Upon issuance, the Additional Notes will have different international securities identification numbers (“ISINs”) from, and will not trade fungibly with, the Existing Notes during the 40-day period prescribed by Regulation S under the Securities Act, commencing on the Issue Date (the “Distribution Compliance Period”). Following the Distribution Compliance Period, the Additional Notes will become fully fungible with, and have the same ISIN as the Existing Notes issued pursuant to Regulation S (Reg S ISIN: XS3082828560).
Sunrise also announces today that Sunrise Financing Partnership, 19808 Wilmington, Delaware, U.S.A., successfully negotiated a new additional term loan under the Credit Facility in an aggregate principal amount of USD 650 million (the “Facility AAA1”), which is fungible with, and will consolidate into the Facility AAA. The Facility AAA1 is expected to close on 8 October 2025 and will mature on 15 February 2032.
Proceeds from the refinancing transactions will be used to fully refinance the existing USD Term Loan B due 2028 as well as redeem in significant part the USD 5.5% Senior Notes due 2028, including related derivative terminations and transaction-related costs.

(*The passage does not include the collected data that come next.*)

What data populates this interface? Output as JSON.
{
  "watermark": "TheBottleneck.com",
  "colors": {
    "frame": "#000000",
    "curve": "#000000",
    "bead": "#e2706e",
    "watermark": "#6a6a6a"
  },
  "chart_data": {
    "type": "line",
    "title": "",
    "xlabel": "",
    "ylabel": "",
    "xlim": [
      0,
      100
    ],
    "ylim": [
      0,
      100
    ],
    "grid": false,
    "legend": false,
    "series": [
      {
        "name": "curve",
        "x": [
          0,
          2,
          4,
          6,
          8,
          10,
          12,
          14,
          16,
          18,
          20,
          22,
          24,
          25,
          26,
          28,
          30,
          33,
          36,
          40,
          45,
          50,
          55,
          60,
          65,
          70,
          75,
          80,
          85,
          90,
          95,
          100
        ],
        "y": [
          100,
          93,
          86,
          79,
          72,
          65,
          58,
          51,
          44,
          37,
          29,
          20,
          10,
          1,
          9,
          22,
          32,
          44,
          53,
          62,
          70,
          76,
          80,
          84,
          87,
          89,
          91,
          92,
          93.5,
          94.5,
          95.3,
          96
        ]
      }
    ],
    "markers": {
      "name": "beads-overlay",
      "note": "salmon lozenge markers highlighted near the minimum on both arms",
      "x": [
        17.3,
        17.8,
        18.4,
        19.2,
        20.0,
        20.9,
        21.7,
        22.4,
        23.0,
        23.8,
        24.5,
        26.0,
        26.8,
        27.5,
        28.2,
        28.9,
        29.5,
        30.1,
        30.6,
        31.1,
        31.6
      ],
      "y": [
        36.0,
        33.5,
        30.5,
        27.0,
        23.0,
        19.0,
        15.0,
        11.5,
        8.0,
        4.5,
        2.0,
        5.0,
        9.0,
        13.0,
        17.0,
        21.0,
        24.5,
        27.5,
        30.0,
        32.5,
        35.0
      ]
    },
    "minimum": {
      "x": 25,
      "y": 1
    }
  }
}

Pro forma for these refinancing transactions, which are leverage neutral with no impact on pro forma net leverage, Sunrise will have an extended maturity runway with no short-term maturities and a weighted average life of 5.8 years 1 (with c. 83% of debt becoming due in 2031 or thereafter and c. 59% of debt now becoming due in 2032) 2 . On a pro forma basis, the debt stack is economically hedged against interest rate and currency changes until 2029. Sunrise will continue to opportunistically access loan and bond markets to term-out debt and optimise pricing.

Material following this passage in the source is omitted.